Dennoch: Wochenlang die Siege der anderen zu kommentieren – das erfordert reichlich Nervenkraft. Insbesondere dann, wenn mit Mike Huckabee eine so genannte „wildcard“ mit im Spiel ist. Denn es ist völlig offen, ob dessen kometenhafter Aufstieg tatsächlich in New Hampshire oder am 15. Januar in Michigan zum Stillstand kommt. Der erfahrene Wahlkämpfer Giuliani sollte eigentlich wissen, welche Dynamik Wahlzyklen entfalten können.

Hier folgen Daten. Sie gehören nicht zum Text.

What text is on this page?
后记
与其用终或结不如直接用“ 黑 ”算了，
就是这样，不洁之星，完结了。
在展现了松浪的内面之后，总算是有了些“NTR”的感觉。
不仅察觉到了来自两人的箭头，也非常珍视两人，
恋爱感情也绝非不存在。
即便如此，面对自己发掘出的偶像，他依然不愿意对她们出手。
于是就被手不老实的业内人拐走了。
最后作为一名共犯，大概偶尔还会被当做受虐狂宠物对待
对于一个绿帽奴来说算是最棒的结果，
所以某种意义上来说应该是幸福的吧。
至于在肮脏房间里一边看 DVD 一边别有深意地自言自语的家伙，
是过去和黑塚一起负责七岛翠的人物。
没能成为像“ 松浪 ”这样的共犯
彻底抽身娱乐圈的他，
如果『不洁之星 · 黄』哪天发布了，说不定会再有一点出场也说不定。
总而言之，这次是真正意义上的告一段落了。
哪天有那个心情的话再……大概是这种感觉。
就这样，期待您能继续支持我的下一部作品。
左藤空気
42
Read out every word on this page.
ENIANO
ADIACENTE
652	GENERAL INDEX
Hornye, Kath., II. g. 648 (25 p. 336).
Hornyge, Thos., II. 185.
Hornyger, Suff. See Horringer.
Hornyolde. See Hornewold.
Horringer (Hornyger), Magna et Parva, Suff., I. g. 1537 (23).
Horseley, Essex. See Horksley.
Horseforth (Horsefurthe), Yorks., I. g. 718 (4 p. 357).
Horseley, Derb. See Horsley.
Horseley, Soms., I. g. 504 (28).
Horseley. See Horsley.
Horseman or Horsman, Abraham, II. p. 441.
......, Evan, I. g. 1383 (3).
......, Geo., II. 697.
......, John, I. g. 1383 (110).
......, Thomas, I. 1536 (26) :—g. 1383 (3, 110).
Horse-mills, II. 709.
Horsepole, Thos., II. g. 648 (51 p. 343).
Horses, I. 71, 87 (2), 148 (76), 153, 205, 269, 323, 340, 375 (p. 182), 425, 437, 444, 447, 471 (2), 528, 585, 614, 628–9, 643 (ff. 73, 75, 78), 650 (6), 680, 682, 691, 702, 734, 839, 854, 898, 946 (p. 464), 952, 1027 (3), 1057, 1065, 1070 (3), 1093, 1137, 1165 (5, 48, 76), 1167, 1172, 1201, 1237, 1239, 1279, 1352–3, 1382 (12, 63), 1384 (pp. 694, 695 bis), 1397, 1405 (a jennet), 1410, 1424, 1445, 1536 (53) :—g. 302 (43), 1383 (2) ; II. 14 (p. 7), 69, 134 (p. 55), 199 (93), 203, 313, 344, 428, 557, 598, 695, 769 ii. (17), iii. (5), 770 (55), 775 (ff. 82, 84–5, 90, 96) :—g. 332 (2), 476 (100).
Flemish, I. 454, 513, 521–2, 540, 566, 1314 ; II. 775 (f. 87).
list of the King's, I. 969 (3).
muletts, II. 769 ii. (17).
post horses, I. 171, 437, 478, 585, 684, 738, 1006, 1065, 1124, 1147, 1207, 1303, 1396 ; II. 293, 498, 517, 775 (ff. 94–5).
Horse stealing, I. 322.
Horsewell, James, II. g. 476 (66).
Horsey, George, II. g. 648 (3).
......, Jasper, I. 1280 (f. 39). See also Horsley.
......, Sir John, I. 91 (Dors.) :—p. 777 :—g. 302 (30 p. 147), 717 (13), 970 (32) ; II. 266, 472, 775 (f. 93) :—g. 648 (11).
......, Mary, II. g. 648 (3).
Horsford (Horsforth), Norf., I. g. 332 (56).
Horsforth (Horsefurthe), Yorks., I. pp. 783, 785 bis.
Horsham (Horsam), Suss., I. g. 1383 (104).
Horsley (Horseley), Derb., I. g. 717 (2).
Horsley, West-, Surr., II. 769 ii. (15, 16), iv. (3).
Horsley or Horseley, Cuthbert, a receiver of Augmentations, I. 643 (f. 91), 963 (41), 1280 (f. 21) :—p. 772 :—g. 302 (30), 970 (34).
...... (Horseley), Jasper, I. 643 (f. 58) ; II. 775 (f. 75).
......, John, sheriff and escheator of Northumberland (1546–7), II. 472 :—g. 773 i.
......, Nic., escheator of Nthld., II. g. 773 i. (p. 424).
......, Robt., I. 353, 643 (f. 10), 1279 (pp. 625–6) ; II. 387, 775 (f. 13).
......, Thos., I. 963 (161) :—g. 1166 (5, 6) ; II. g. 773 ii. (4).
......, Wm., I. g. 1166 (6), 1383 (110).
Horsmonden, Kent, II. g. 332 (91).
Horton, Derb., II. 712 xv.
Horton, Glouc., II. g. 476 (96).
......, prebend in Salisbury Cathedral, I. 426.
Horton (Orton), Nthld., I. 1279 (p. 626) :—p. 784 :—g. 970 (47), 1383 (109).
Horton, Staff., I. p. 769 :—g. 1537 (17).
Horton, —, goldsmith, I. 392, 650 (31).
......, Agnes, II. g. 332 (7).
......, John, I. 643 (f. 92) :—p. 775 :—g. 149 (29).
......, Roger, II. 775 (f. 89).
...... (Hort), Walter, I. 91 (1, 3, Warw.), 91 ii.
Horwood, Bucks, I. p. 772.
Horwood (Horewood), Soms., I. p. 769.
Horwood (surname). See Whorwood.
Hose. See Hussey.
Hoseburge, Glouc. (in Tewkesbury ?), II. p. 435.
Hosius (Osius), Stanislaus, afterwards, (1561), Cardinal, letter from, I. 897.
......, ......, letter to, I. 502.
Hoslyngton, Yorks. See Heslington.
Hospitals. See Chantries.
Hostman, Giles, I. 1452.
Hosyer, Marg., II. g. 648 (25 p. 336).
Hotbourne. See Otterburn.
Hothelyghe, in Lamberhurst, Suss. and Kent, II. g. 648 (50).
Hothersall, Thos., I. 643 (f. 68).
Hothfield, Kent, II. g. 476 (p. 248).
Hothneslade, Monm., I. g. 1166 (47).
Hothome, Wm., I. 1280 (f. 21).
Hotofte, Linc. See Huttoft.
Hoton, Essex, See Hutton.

Diese dann mit einem so späten Einstieg ins Rennen brechen zu wollen ist ein gewagtes Spiel. „Das Giuliani-Camp hat die guten Umfragen aus dem Herbst für bare Münze genommen“, sagt Mike Murphy, langjähriger republikanischer Stratege. „Doch Umfragedaten sind nicht statisch“. Zudem spreche sämtliche bisherige Erfahrung gegen den Giuliani-Plan. „Noch nie hat ein Kandidat am Anfang alles verloren und wurde am Ende nominiert“.

Kritiker werfen dem 63-Jährigen auch vor, er drücke sich vor der harten Wahlkampftour, die in New Hampshire nun einmal nötig sei. Dort sind es die Wähler gewöhnt, beim Diner-Restaurant um die Ecke oder im örtlichen Feuerwehrhaus lange und direkt die Kandidaten zu erleben, ihnen Fragen zu stellen und gemeinsame Fotos fürs Familienalbum zu machen. Giuliani aber setzt eher auf die New Yorker Manier eines „Drive-by-Wahlkampfs“. Nach 10, 20 Minuten an einem Ort verlässt den gelernten Juristen meist schon wieder die Lust und sein Tross zieht weiter. Der bürgernahe McCain entspricht da schon viel eher den Vorlieben des New Hampshire Publikums. Ganz ohne Strategie.

Markus Ziener ist Korrespondent in Washington.